Hi Averell,
What you want to do is possible today but at this point is an early
experimental feature. The reason for that is that Kafka is a
cross-language Java transform in a Python pipeline. We just recently
enabled cross-language pipelines.
1. First of all, until 2.13.0 is released you will have to use the
latest master version, e.g.
$ git clone https://github.com/apache/beam
2. Setup and activate a Python virtual environment:
$ virtualenv ~/beam_environemnt
$ source ~/beam_environment/bin/activate
4. Build the Python SDK:
$ cd beam
$ ./gradlew :beam-sdks-python:buildSnapshot
$ cd sdks/python/build/
$ unzip apache-beam-2.13.0.dev0.zip
$ cd apache-beam-2.13.0.dev0
$ python setup.py install
3. Start the Flink JobServer / ExpansionServer
$ ./gradlew :beam-runners-flink-1.7-job-server:runShadow
5. Create your Python pipeline and use the ReadFromKafka transform, e.g.

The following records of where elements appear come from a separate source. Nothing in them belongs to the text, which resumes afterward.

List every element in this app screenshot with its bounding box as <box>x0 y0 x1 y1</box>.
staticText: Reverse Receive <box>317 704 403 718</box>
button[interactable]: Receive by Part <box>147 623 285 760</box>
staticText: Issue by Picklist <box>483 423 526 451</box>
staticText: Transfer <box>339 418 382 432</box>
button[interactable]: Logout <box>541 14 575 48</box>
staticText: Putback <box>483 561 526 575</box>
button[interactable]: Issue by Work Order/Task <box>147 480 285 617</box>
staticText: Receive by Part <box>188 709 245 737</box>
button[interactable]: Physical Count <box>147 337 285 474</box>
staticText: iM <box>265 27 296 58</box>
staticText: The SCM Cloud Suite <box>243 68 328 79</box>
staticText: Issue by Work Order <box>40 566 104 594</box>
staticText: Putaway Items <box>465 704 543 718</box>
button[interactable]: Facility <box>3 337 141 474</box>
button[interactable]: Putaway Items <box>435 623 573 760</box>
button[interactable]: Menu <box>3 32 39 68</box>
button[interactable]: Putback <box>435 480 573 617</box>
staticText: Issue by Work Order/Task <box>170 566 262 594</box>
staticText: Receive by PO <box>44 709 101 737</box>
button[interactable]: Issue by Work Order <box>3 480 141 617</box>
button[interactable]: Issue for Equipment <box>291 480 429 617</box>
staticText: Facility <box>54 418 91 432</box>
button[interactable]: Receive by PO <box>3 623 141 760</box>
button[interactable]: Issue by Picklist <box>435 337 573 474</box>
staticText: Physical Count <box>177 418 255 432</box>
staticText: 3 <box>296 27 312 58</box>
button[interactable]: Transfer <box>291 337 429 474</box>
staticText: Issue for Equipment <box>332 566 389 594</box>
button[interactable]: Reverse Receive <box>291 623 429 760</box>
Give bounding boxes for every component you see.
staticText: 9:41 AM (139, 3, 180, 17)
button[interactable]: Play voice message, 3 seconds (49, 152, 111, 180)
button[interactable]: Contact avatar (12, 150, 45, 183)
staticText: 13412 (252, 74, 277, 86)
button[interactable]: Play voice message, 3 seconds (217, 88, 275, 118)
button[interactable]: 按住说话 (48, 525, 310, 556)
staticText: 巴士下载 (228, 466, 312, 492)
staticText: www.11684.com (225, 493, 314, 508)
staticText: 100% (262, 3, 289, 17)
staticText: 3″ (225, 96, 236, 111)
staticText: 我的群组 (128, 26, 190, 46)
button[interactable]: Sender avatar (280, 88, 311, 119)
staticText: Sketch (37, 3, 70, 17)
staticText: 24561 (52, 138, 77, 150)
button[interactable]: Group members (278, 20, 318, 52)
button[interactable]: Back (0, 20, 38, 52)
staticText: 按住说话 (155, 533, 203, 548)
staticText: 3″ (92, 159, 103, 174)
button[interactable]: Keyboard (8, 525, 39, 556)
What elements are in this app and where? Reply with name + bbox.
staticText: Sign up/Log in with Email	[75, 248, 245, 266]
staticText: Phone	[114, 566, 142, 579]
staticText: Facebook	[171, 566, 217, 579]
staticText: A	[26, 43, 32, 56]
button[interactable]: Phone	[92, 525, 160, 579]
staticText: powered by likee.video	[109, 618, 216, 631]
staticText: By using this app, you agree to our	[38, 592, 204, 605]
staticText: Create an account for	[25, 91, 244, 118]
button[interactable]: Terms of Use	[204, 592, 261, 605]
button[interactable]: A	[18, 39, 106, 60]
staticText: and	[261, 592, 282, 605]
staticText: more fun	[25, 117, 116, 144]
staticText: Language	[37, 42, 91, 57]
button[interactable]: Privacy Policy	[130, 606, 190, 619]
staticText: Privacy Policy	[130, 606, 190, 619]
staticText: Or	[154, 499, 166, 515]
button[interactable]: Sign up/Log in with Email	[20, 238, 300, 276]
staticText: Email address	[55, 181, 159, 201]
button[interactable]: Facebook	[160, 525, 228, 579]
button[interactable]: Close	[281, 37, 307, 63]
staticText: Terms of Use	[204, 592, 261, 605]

options = ["--runner=PortableRunner",
"--job_endpoint=localhost:8099"]
p = Pipeline(options)
(p
|
ReadFromKafka(consumer_config={'bootstrap.servers':
'kafka_broker:port'},
topics=['myTopic'])
|
Map(lambda x,y: ...)
p.run()
6. Run your file with the python command :)
Note: If you do not set key_deserializer or value_serializer for
ReadFromKafka, you will receive the read data as KV[bytes, bytes]. That
means you have to perform decoding inside Python. If you set a Kafka
Deserializer, you can also receive the Kafka data already decoded.
However, you are limited to the coders in ModelCoders. For example, Int,
Long, KV, Iterable are supported; we also added String recently.
Hope that makes sense. Curious to see how your experiments go.
Cheers,
Max
PS: The best resources are in the doc comments of kafka.py:
https://github.com/apache/beam/blob/master/sdks/python/apache_beam/io/external/kafka.py
or here:
https://beam.apache.org/documentation/runners/flink/
https://beam.apache.org/roadmap/portability/
On 10.05.19 14:33, lvhu...@gmail.com wrote:
Hi everyone,
I am trying to get started with Python on Flink-cluster runner, to build a
pipeline that reads data from Kafka and write to S3 in parquet format.
I tried to search on Beam website, but could not find any example (even for the basic
word count). E.g, in this page https://beam.apache.org/get-started/wordcount-example/, in
all Python - Flink-cluster sections, there's no content but "This runner is not yet
available for the Python SDK."
At this point in time, is that possible to create such a pipeline? From all the
slides / videos, it seems feasible. But, could you please lead me to some
step-by-step guide?
Thanks and best regards,
Averell